Ultimamente il tema dei “riposi compensativi” è finito spesso sotto i riflettori della giurisprudenza del lavoro, fino al terzo e supremo grado di giudizio. Di grande rilievo, in proposito, appare la recente Ordinanza di Cassazione n. Raccolta Generale 14904 del 28 maggio scorso.
Il caso in giudizio
Vi si affronta il giudizio promosso dai dipendenti di un esercizio commerciale -ma il caso è ben applicabile anche al settore pulizie/ servizi integrati/ multiservizi, che peraltro svolgono servizi anche presso questo tipo di strutture- per il riconoscimento del loro diritto a un giorno di riposo compensativo in relazione al lavoro prestato una domenica (riposo settimanale), ritenendo i lavoratori illegittima la scelta della società di collocare il riposo in due giornate festive infrasettimanali.
Ma… il datore può farlo?
In particolare i dipendenti, che di norma erano impegnati su turni lunedì -sabato, nel caso di specie avevano lavorato anche alcune domeniche.
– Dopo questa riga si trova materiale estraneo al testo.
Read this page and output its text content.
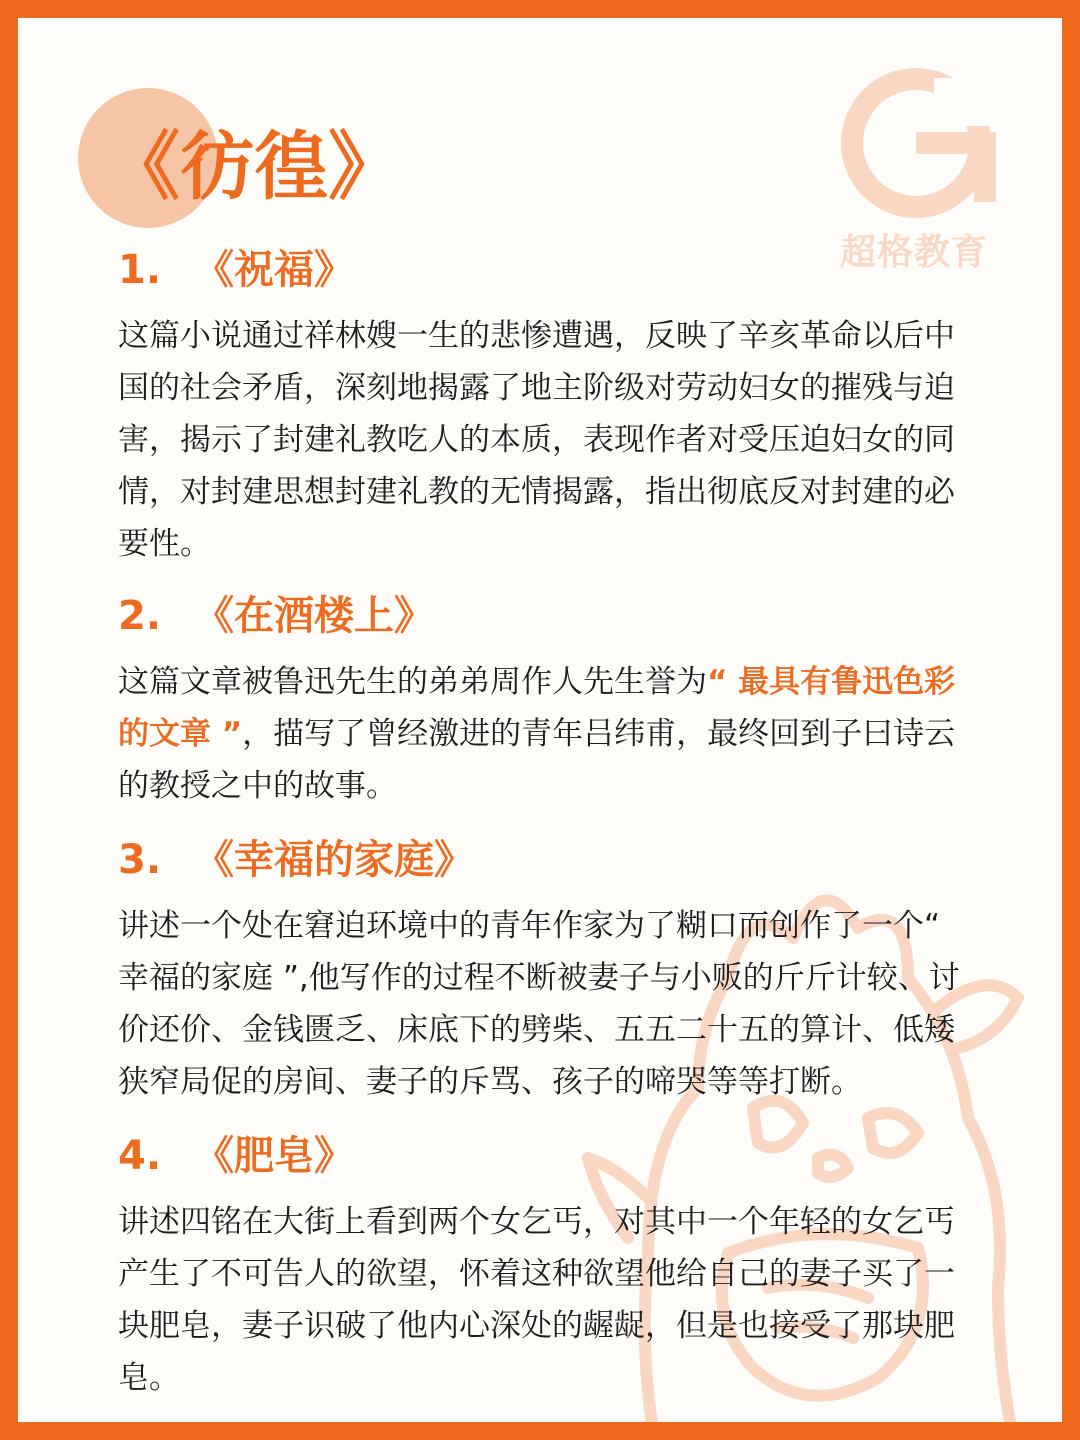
超格教育
《彷徨》
1. 《祝福》
这篇小说通过祥林嫂一生的悲惨遭遇，反映了辛亥革命以后中国的社会矛盾，深刻地揭露了地主阶级对劳动妇女的摧残与迫害，揭示了封建礼教吃人的本质，表现作者对受压迫妇女的同情，对封建思想封建礼教的无情揭露，指出彻底反对封建的必要性。
2. 《在酒楼上》
这篇文章被鲁迅先生的弟弟周作人先生誉为“ 最具有鲁迅色彩的文章 ”，描写了曾经激进的青年吕纬甫，最终回到子曰诗云的教授之中的故事。
3. 《幸福的家庭》
讲述一个处在窘迫环境中的青年作家为了糊口而创作了一个“ 幸福的家庭 ”,他写作的过程不断被妻子与小贩的斤斤计较、讨价还价、金钱匮乏、床底下的劈柴、五五二十五的算计、低矮狭窄局促的房间、妻子的斥骂、孩子的啼哭等等打断。
4. 《肥皂》
讲述四铭在大街上看到两个女乞丐，对其中一个年轻的女乞丐产生了不可告人的欲望，怀着这种欲望他给自己的妻子买了一块肥皂，妻子识破了他内心深处的龌龊，但是也接受了那块肥皂。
Il problema è che il datore ha preteso che la fruizione del riposo avvenisse appunto in giornate festive infrasettimanali in cui l’esercizio risultava aperto, e non in giornate normalmente dedicate al lavoro. Poteva farlo? Per i giudici di merito sì, per quelli di legittimità no. Vediamo…
Le ragioni degli appellanti
La domanda dei dipendenti, in sede di merito, era stata rigettata dalla Corte d’appello, che in motivazione aveva evidenziato come la contrattazione non escludesse la possibilità di godimento del riposo compensativo nei giorni di festività infrasettimanali, ove tali giorni di festività siano considerati, come nel caso di specie, nella programmazione trimestrale della società come giorni di apertura del negozio, quindi di attività dell’esercizio.
Il decisum della Cassazione
Al contrario si sono però espressi gli Ermellini, che hanno ribaltato il giudizio di merito: la Cassazione, nell’accogliere il ricorso dei lavoratori, interpreta anzitutto la contrattazione collettiva nazionale e quella integrativa nel senso che il riposo compensativo in caso di lavoro domenicale è disciplinato dalla prima e non dalla seconda, nel senso che esso va fruito nel giorno successivo alla domenica lavorata.
Due diritti distinti
La Corte rileva altresì che quello del lavoratore di astenersi dall’attività lavorativa in occasione delle festività infrasettimanali è un diritto soggettivo pieno e a carattere generale, che non può essere posto nel nulla dal datore di lavoro, potendo essere oggetto di rinuncia solo in forza di un accordo tra il datore di lavoro e il lavoratore o di accordi sindacali stipulati da organizzazioni sindacali cui il lavoratore abbia conferito esplicito mandato, dei quali nel caso in esame non esisteva alcuna traccia in giudizio. Per i supremi giudici occorre dunque considerare “la doverosa separazione tra il diritto al riposo compensativo a fronte del lavoro domenicale e il diritto di non lavorare nei giorni festivi”.
Da una legge del ’49…
In punto di diritto, la Suprema Corte ha evocato il combinato disposto della normativa postbellica, in particolare la L 260/1949, e del più recente dlgs 66/2003, attuativo delle direttive 93/104/CE e 2000/34/CE concernenti taluni aspetti dell’organizzazione dell’orario di lavoro. Si tratta insomma di due diritti concettualmente distinti, che vanno mantenuti separati anche nella prassi. Ne consegue che, a fronte del lavoro reso dai dipendenti di domenica, il datore di lavoro non può imporre il godimento del riposo compensativo nei giorni di festività infrasettimanale.
Attenzione a non confondere i diritti…
In sintesi, attenzione a non confondere i piani: i lavoratori che hanno reso la prestazione nelle domeniche di apertura del supermercato hanno, dunque, il diritto di godere del riposo compensativo in un giorno di norma lavorativo. D’altra parte il datore, specie in assenza di un accordo stipulato ad hoc con i propri dipendenti- non può unilateralmente imporre agli stessi la rinuncia a tale diritto.